Most emerging and developing economies with much lower levels of immunization are facing new waves of potentially more transmissible and more deadly variants of the [Covid-19] virus. This fundamental failure of global governance is feeding a mistrust in the emerging world of core institutions and new ideas for how to provide and finance global public goods.

Add to that tensions between US and China, between Russia and the rest of Europe and within geographical blocs and you have an unhelpful mix of geopolitics and geo-economics, likely to affect emerging and developing economies the most.

AK: What should be done to improve supply-chain resilience in the post-pandemic period without deepening existing trade and geopolitical fault lines?

EB: Many companies are considering changing suppliers, operating with multiple suppliers, and perhaps building larger buffers, but it is too early to say where they will come out.

Having multiple suppliers and larger buffers is costly and the efficiency pressures that gave rise to the GVCs are still there. Shifting suppliers is also associated with increased costs.

GVCs depend a great deal on personal relationships and trust built over many years. My hope is that these relationships and the economic values associated with them will help bridge trade and geopolitical fault lines or at least prevent them from opening up even more.

AK: What are the main challenges to GVCs in the short and long terms?

EB: We argue that most of the challenges mentioned so far are dwarfed by the pressures on the lead GVC firms to decarbonize along the entire value chain. Many companies have already made far-reaching commitments, and others are coming under increasing pressure to do so. While this is a challenge for the GVCs, it is also an opportunity in the fight against climate change.

AK: What is the recipe for successful decarbonization of production and transportation along GVCs?

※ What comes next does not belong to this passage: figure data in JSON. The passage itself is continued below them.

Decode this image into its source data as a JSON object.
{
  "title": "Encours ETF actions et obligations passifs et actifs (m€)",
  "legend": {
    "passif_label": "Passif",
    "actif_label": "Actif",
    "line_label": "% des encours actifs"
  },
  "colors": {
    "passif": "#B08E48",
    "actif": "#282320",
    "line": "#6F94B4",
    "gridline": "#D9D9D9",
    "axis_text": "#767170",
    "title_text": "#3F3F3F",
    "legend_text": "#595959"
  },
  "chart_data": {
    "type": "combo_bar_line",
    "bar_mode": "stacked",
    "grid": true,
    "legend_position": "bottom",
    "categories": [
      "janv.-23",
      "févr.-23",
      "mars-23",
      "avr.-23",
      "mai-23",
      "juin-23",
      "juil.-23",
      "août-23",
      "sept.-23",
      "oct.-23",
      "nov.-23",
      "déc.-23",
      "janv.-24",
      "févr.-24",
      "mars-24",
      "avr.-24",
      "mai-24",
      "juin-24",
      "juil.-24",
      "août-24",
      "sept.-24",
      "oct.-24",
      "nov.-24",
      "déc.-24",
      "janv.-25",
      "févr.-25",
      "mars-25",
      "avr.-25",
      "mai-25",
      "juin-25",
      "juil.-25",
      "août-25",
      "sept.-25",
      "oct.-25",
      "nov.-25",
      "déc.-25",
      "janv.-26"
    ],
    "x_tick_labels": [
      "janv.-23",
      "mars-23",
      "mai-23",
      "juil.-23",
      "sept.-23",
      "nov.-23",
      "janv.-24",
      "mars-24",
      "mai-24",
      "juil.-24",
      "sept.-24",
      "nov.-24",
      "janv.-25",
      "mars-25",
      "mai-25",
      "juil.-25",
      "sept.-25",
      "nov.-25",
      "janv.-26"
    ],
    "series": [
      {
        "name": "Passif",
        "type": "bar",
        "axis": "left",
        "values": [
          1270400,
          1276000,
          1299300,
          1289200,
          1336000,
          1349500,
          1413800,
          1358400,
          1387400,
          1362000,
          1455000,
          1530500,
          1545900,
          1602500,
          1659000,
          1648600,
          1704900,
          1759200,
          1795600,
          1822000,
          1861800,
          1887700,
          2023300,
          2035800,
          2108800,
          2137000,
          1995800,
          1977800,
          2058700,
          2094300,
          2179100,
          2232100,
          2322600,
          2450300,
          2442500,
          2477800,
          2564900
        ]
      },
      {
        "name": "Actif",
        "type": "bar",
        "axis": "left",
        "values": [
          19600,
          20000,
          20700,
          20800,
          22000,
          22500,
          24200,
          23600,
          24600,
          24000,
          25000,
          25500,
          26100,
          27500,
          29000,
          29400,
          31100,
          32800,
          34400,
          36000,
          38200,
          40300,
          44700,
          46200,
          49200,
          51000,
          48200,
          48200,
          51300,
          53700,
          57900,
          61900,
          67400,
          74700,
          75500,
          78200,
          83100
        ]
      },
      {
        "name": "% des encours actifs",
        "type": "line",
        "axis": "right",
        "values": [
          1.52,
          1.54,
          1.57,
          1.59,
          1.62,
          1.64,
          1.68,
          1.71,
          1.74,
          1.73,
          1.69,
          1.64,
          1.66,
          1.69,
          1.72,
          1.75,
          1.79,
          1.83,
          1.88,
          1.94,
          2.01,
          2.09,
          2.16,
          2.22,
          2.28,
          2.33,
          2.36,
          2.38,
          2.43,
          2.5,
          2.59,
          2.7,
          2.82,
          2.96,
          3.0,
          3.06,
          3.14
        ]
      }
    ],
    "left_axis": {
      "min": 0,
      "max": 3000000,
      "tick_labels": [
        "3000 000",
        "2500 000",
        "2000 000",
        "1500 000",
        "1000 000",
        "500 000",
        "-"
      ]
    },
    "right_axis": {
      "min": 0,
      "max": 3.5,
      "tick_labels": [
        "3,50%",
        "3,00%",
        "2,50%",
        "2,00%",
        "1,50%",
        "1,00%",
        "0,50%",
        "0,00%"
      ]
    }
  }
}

EB: The GVC companies have the tools and the authority, and increasingly the incentives, to implement policies along the value chain. This, in turns, creates opportunities for countries to attract GVC investment by offering low-carbon infrastructure, like renewables and green multimodal transportation systems.

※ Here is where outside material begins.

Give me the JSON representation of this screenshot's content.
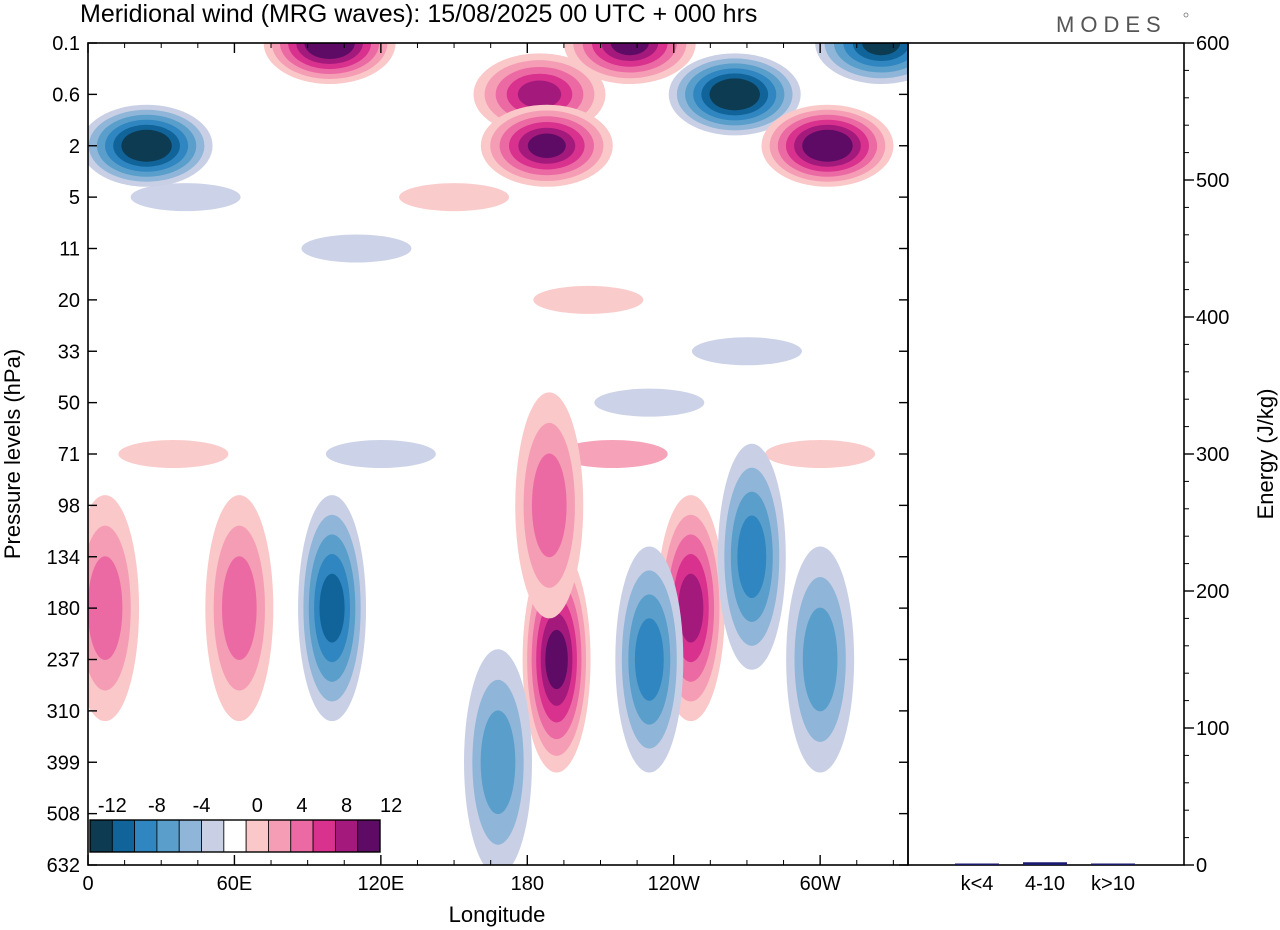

The combined incentives for GVC firms and potential host countries create a virtuous circle of decarbonization. A multilateral development bank like the AIIB can help translate this into high-quality infrastructure projects. 

AK: How can GVCs help us reach the 2015 Paris Agreement's goal of limiting warming to 1.5 degrees Celsius and ultimately save our planet and human species from extinction?

EB: The GVCs offer an additional tool to achieve decarbonization across countries and sectors. So far, we have mostly relied on peer pressure through the Paris Agreement and now most recently COP26. The GVCs offer a valuable complement and an opportunity to channel peer pressures into concrete action.

AK: What is the role of multilateral development banks like the AIIB in achieving this goal?

EB: Multilateral development banks have an important role to play in translating the virtuous circle between GVC lead firms and potential host countries of GVC investments into concrete investments.

They can work with individual companies identifying decarbonization opportunities and with governments to develop ideas for infrastructure investments and ensure that these projects meet international standards and make use of the best possible technologies.